The findings of Study 2 confirmed that a variety of types of NBMs result when memories are challenged, which was already observed in Scoboria et al. (2017). The classic NBM was the most frequently observed subtype. These memories were initially rated on average as being strongly believed, strongly recollected, and associated with strong mental simulation and reexperiencing. The challenges resulted in notable relinquishment of belief in occurrence, with slight decreases in recollection and recollective features. The reason why people decide to relinquish the belief in such strong memory-like mental simulations remains an interesting and still rather scarcely explored area.

The weak NBM subtype was the second most frequent. As we had previously speculated, these were somewhat “weaker” memories prior to the challenge. Ratings for all items (visual, vivid, reexperience) were already relatively low prior to the challenge, and statistically lower than for the classic NBMs. Furthermore, all ratings decreased substantially following feedback (recollection to a statistically greater extent, and numerically for the other items). It seems possible that the relatively weaker memorial experience associated with these items resulted in a broader downgrading of all ratings when the memory was challenged. This explanation remains tentative, due to overlap in confidence intervals between the different subtypes of NBMs. Research that uses this procedure with larger samples might help make more definitive statements about the NBM subtypes.

The grain-of-doubt NBM was observed least frequently. Unlike the other two types of NBMs, which occurred almost exclusively for challenged items, this subtype appeared equally for challenged (ten) and control (nine) items, and half of the participants who produced this type of NBM to a challenged item also produced one to a control item. These were memories that had started with high ratings.

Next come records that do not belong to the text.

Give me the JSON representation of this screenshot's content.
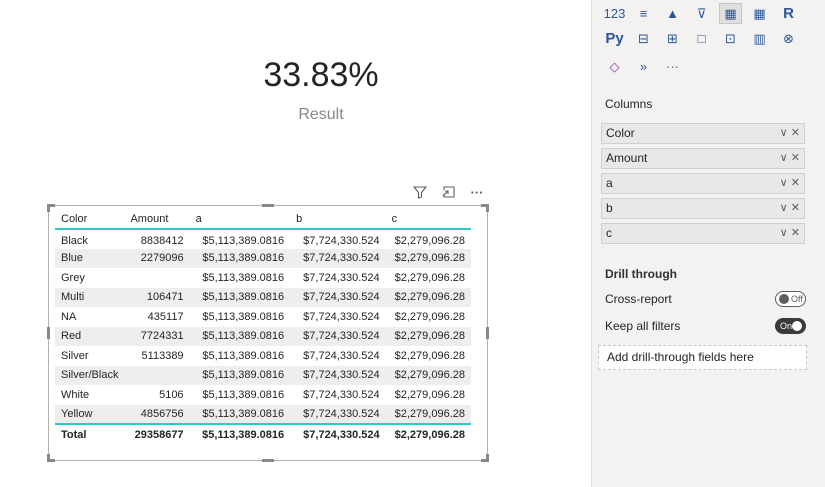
{
  "card": {
    "value": "33.83%",
    "label": "Result"
  },
  "table": {
    "columns": [
      "Color",
      "Amount",
      "a",
      "b",
      "c"
    ],
    "rows": [
      [
        "Black",
        "8838412",
        "$5,113,389.0816",
        "$7,724,330.524",
        "$2,279,096.28"
      ],
      [
        "Blue",
        "2279096",
        "$5,113,389.0816",
        "$7,724,330.524",
        "$2,279,096.28"
      ],
      [
        "Grey",
        "",
        "$5,113,389.0816",
        "$7,724,330.524",
        "$2,279,096.28"
      ],
      [
        "Multi",
        "106471",
        "$5,113,389.0816",
        "$7,724,330.524",
        "$2,279,096.28"
      ],
      [
        "NA",
        "435117",
        "$5,113,389.0816",
        "$7,724,330.524",
        "$2,279,096.28"
      ],
      [
        "Red",
        "7724331",
        "$5,113,389.0816",
        "$7,724,330.524",
        "$2,279,096.28"
      ],
      [
        "Silver",
        "5113389",
        "$5,113,389.0816",
        "$7,724,330.524",
        "$2,279,096.28"
      ],
      [
        "Silver/Black",
        "",
        "$5,113,389.0816",
        "$7,724,330.524",
        "$2,279,096.28"
      ],
      [
        "White",
        "5106",
        "$5,113,389.0816",
        "$7,724,330.524",
        "$2,279,096.28"
      ],
      [
        "Yellow",
        "4856756",
        "$5,113,389.0816",
        "$7,724,330.524",
        "$2,279,096.28"
      ]
    ],
    "total": [
      "Total",
      "29358677",
      "$5,113,389.0816",
      "$7,724,330.524",
      "$2,279,096.28"
    ],
    "accent_color": "#32c7c0"
  },
  "pane": {
    "viz_rows": [
      [
        "123",
        "≡",
        "▲",
        "⊽",
        "▦",
        "▦",
        "R"
      ],
      [
        "Py",
        "⊟",
        "⊞",
        "□",
        "⊡",
        "▥",
        "⊗"
      ],
      [
        "◇",
        "»",
        "···"
      ]
    ],
    "columns_label": "Columns",
    "fields": [
      "Color",
      "Amount",
      "a",
      "b",
      "c"
    ],
    "field_controls": "∨ ✕",
    "drill_through_label": "Drill through",
    "cross_report_label": "Cross-report",
    "cross_report_state": "Off",
    "keep_filters_label": "Keep all filters",
    "keep_filters_state": "On",
    "drop_zone_text": "Add drill-through fields here"
  },
  "visual_header": {
    "icons": [
      "filter-icon",
      "focus-mode-icon",
      "more-options-icon"
    ],
    "more_text": "···"
  }
}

One possibility is that these items reflect some degree of normative fluctuation in ratings. However, the visual and reexperiencing ratings did not decrease statistically, suggesting that for these items a strong mental simulation might have continued to bolster recollection, and the contradiction between the feedback and the vivid image resulted in slightly reduced belief in the memory’s occurrence (the “grain of doubt”). Another possibility is that grain-of-doubt profiles may occur when memories are appraised and reappraised, and some individuals might have a tendency to produce this type of profile when rating memories. Not much evidence helps to differentiate classic and grain-of-doubt NBMs. The main difference here was that classic NBMs exhibited a small but statistically meaningful decrease in all mental simulation and recollection variables, whereas this was the case for only one item (vivid) for the grain subtype. This suggests that the degree to which the strength of mental representations is amenable to revision may differentiate these subtypes. Scoboria, Nash, and Mazzoni (2017) discussed manipulations that might differentially produce the different NBM subtypes. Given the fairly small number of the “grain” subtype, we leave further exploration of these issues to subsequent research.

Of course, there are obvious differences between memory for simple actions performed in the lab and the types of elaborate autobiographical experiences that people describe when considering naturally occurring NBMs. The present findings suggest that NBMs for autobiographical events may be the result of more basic processes that influence the degree to which belief is affected by disconfirmatory feedback. Future research can seek to create conditions in which experimentally controlled events may resemble rich autobiographical memories to a greater extent.